When we first stepped into one of our recent projects, a two-bed terrace, it was clear it hadn’t been touched in over 20 years. Damp, mould, tired layout — the lot. But we weren’t just looking at what it was. We were looking at what it could be.
That’s the power of the BRR strategy (Buy, Refurbish, Refinance) — and it’s one of the core tools we use at JACK Estates to create long-term assets and build equity from day one.
The BRR Breakdown
We purchased the property for around £100,000 and spent roughly £20,000 on refurbishment. The transformation included a new kitchen-diner layout, upgraded bathroom (with a bath, ideal for families), new flooring, redecoration, and complete rewiring.
Once complete, we refinanced and pulled out £45,000 — leaving just £15,000 in the deal. And over the next three years, the rental income from tenants paid that off too.

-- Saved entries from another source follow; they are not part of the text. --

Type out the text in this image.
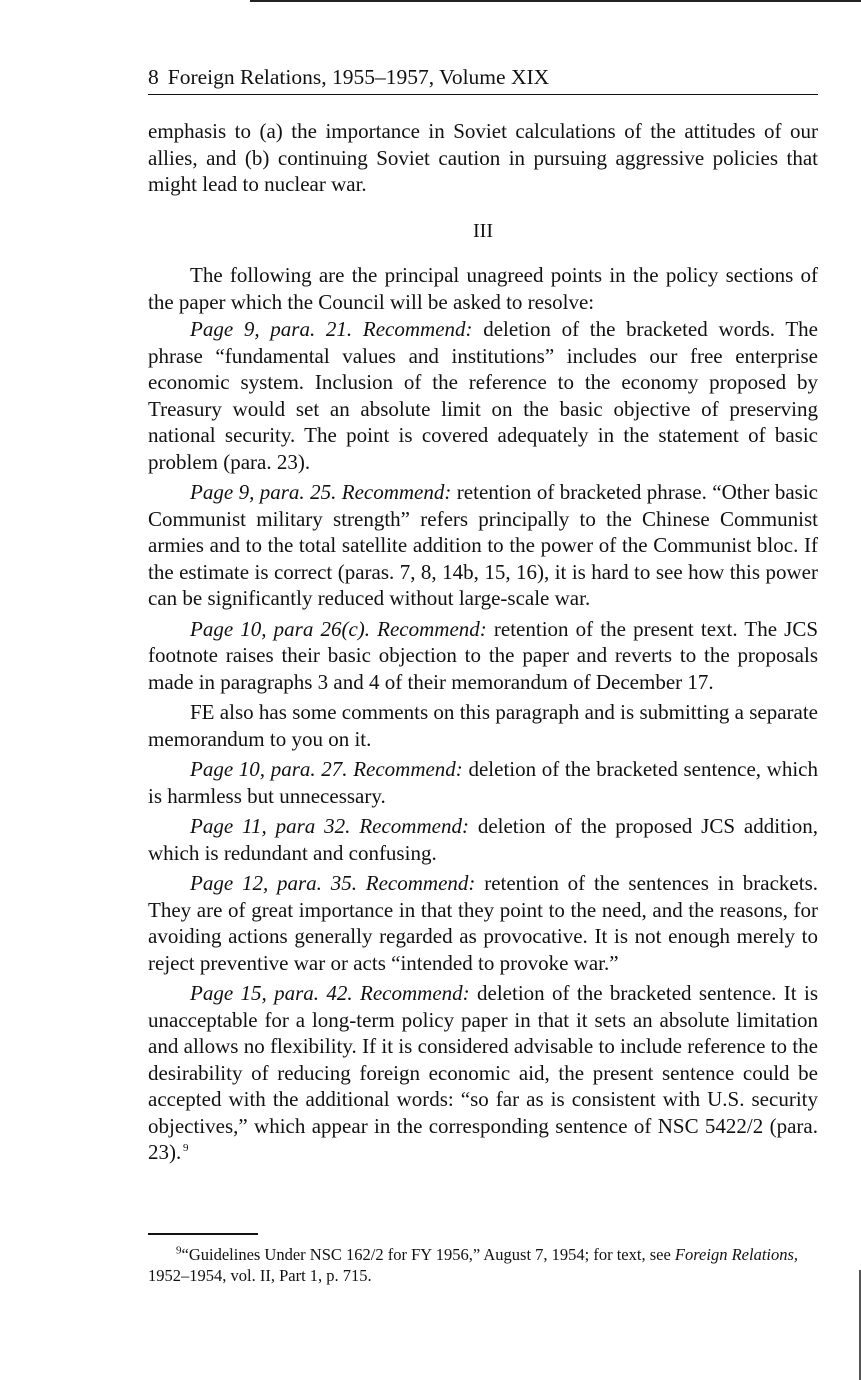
8 Foreign Relations, 1955–1957, Volume XIX

emphasis to (a) the importance in Soviet calculations of the attitudes of our allies, and (b) continuing Soviet caution in pursuing aggressive policies that might lead to nuclear war.

III

The following are the principal unagreed points in the policy sections of the paper which the Council will be asked to resolve:

Page 9, para. 21. Recommend: deletion of the bracketed words. The phrase “fundamental values and institutions” includes our free enterprise economic system. Inclusion of the reference to the economy proposed by Treasury would set an absolute limit on the basic objective of preserving national security. The point is covered adequately in the statement of basic problem (para. 23).

Page 9, para. 25. Recommend: retention of bracketed phrase. “Other basic Communist military strength” refers principally to the Chinese Communist armies and to the total satellite addition to the power of the Communist bloc. If the estimate is correct (paras. 7, 8, 14b, 15, 16), it is hard to see how this power can be significantly reduced without large-scale war.

Page 10, para 26(c). Recommend: retention of the present text. The JCS footnote raises their basic objection to the paper and reverts to the proposals made in paragraphs 3 and 4 of their memorandum of December 17.

FE also has some comments on this paragraph and is submitting a separate memorandum to you on it.

Page 10, para. 27. Recommend: deletion of the bracketed sentence, which is harmless but unnecessary.

Page 11, para 32. Recommend: deletion of the proposed JCS addition, which is redundant and confusing.

Page 12, para. 35. Recommend: retention of the sentences in brackets. They are of great importance in that they point to the need, and the reasons, for avoiding actions generally regarded as provocative. It is not enough merely to reject preventive war or acts “intended to provoke war.”

Page 15, para. 42. Recommend: deletion of the bracketed sentence. It is unacceptable for a long-term policy paper in that it sets an absolute limitation and allows no flexibility. If it is considered advisable to include reference to the desirability of reducing foreign economic aid, the present sentence could be accepted with the additional words: “so far as is consistent with U.S. security objectives,” which appear in the corresponding sentence of NSC 5422/2 (para. 23).  $^9$

$^9$“Guidelines Under NSC 162/2 for FY 1956,” August 7, 1954; for text, see Foreign Relations, 1952–1954, vol. II, Part 1, p. 715.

That’s what made this property truly passive — and profitable.
What We Learned
- Layout matters: Converting two smaller rooms into an open-plan kitchen-diner changed the feel — and value — of the home.
- Plan with your target audience in mine (in this case, families): Adding a bath instead of a shower-only setup made the property more appealing.
- Exit early: We now begin refinance paperwork before a refurb completes — to speed up capital release.
- Keep a long-term lens: Beyond rental yield, capital appreciation is a key driver for future refinancing and reinvestment.
BRR: Not Just for Big Players
This wasn’t a big-budget development. It was a smart, practical deal with a clear end goal. If you’re wondering how to get started in property development or thinking about property investment for beginners, BRR is often one of the best strategies to learn by doing.